Listening to it in audiobook is a mixed blessing, too. R.C. Bray, by and large, does a terrific job reading overall, but his decision to mispronounce so many geographical sites is certainly a choice. One that I don’t think is a particularly good one. I was jarred right out of the narrative every time he mangled the pronunciation of Florida, Aruba or Mount Kilimanjaro, and wished somebody on the production end would have smacked him upside the head and told him to read it properly. Alas, we get 16 hours of essentially the same Hell Divers stories we’ve gotten for the duration of the series thus far, and more of Bray’s forced-upon-us silliness.
Event Horizon: Dark Descent #3
One might think that there is absolutely no reason for a tie-in comic book prequel to a movie that was a critically lambasted box office failure to be this good. Granted, Event Horizon has become a cult classic in horror circles since its release 28 years ago, and it's pretty damn clear that writer Christian Ward and artist Tristan Jones are among its fans, myself included. Three issues in and this series keeps getting better and better. To be clear, the book started off pretty damn good. Now, I find myself lusting for an eventual deluxe, oversized hardcover edition with a slew of extras and an extensive cover art gallery.
Being a prequel book, we have a pretty clear idea where things are headed for this crew. It's kind of like Titanic in that way. We already know how it ends, so the point of the story lies in building toward that with an interesting cast to keep us entertained us while we wait for tragedy to strike. We certainly don't have to wait long for that tragedy, as the massive Event Horizon starship finds itself stuck in a literal interdimensional hell and a demonic king stalking its hallways, playing mind games amongst the scientists and engineers behind this experiment gone awry.
Issue 3 focuses on the ship's doctor, Peter, who was diagnosed with cancer two years earlier. He wants to die somewhere with a view "worthy of a thousand lifetimes." We know from the outset he's doomed, so it's just a matter of how he gets there. I won't spoil the particulars, but Jones's artwork is certainly worth the view, with some truly marvelous and horrifying splash pages and one particularly disturbing panel involving a conjoining of two crewmen that's spectacularly horrendous.
The opening splash page of the Event Horizon lost in the chaos realm is pin-up worthy, and the monstrosities of the chaos realm that have come to lay claim to the ship and crew are suitably gnarly. Looking at Jones's work, it's hard to not to feel as assaulted as the Horizon's passengers.

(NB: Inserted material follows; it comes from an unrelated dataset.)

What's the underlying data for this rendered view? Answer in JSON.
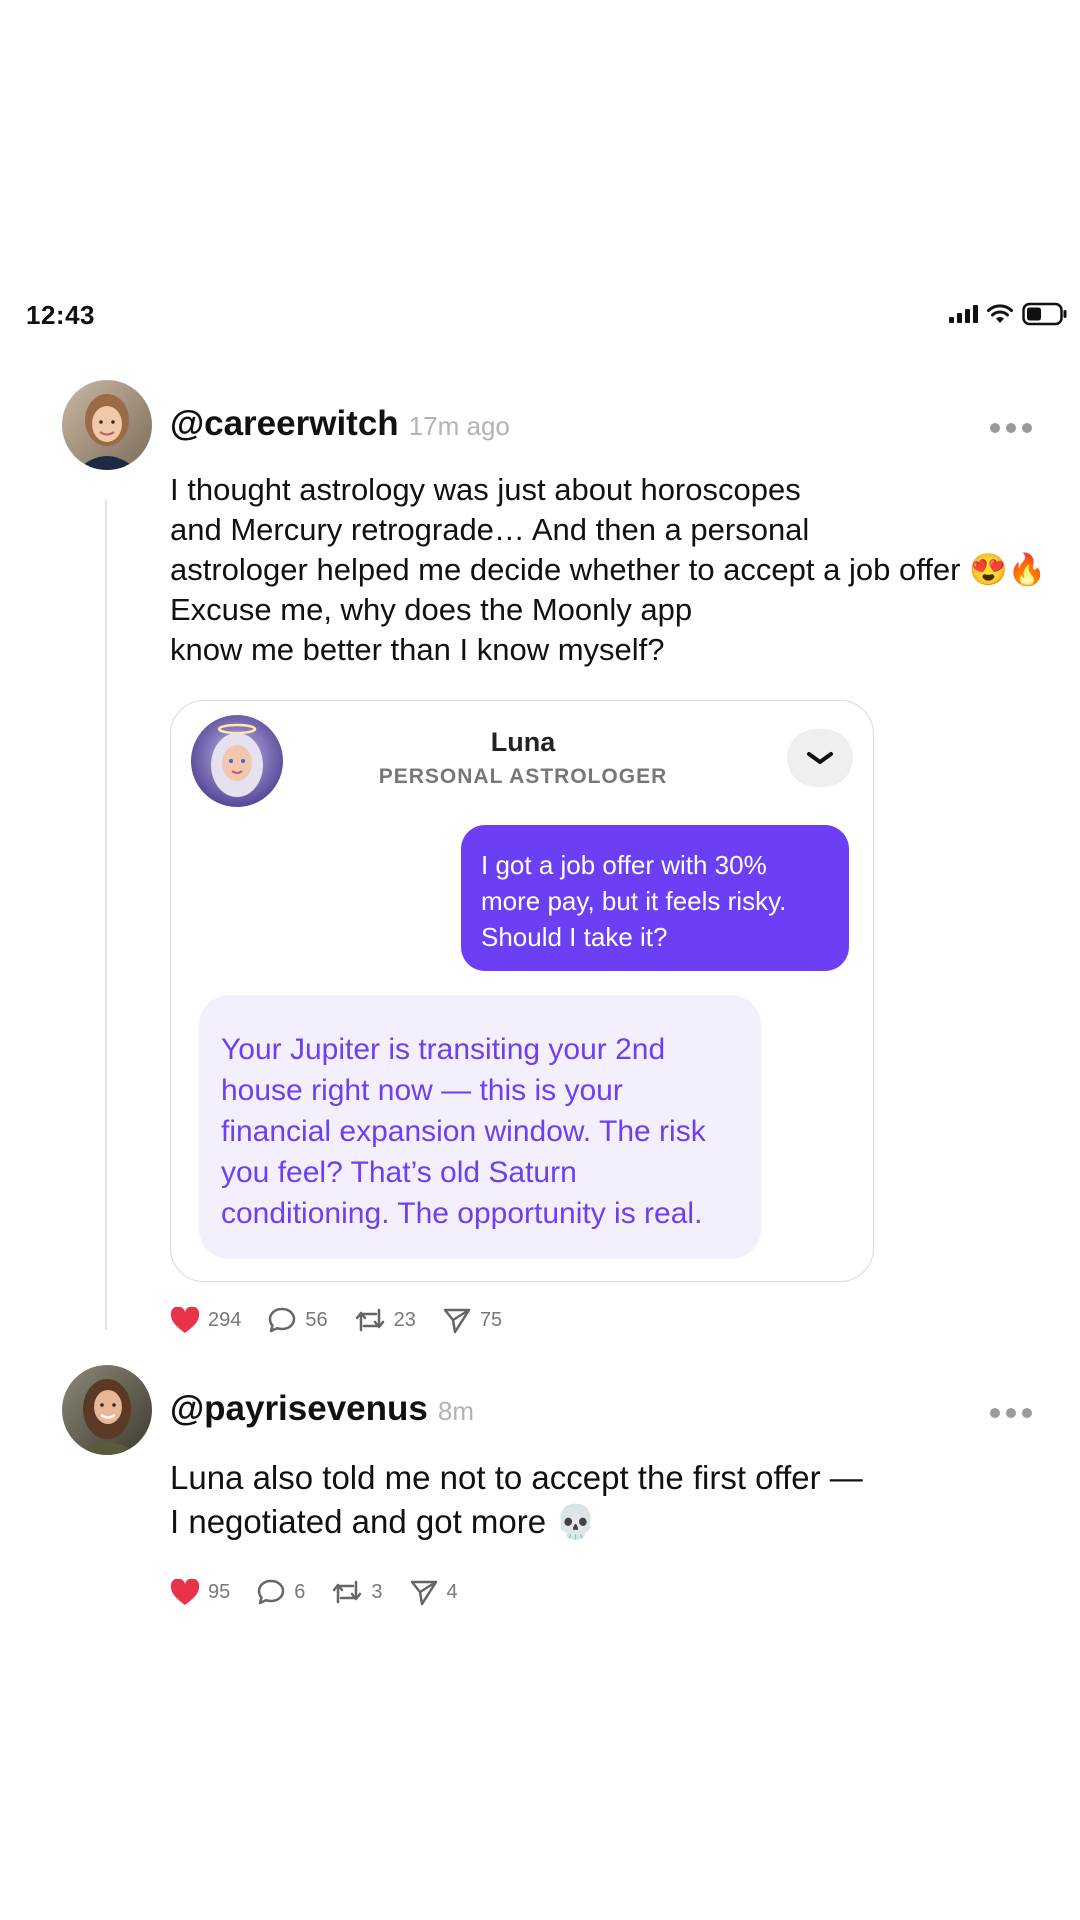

There's so much atmosphere in these pages, with Ward's script and Jones's pencils working perfectly in synch with one another, that it's hard not to get lost inside the story. You certainly don't want to be there, but it's impossible to look away from. You have to turn those pages to see what awfulness comes next.
Ward's writing is endearing, too, immediately putting us on Paul's side and giving us somebody to root for. He also mixes in a certain bit of wry humor, like when one conjuration of a murdered colleague, who has a head riddled with glass shrapnel in a slight homage to Hellraiser, ensures their murderer to trust them because they still have "a very sharp mind." It's funny and grotesque in equal measure. But given that this is an Event Horizon book, it's the grotesque that ultimately wins out, and rightly so.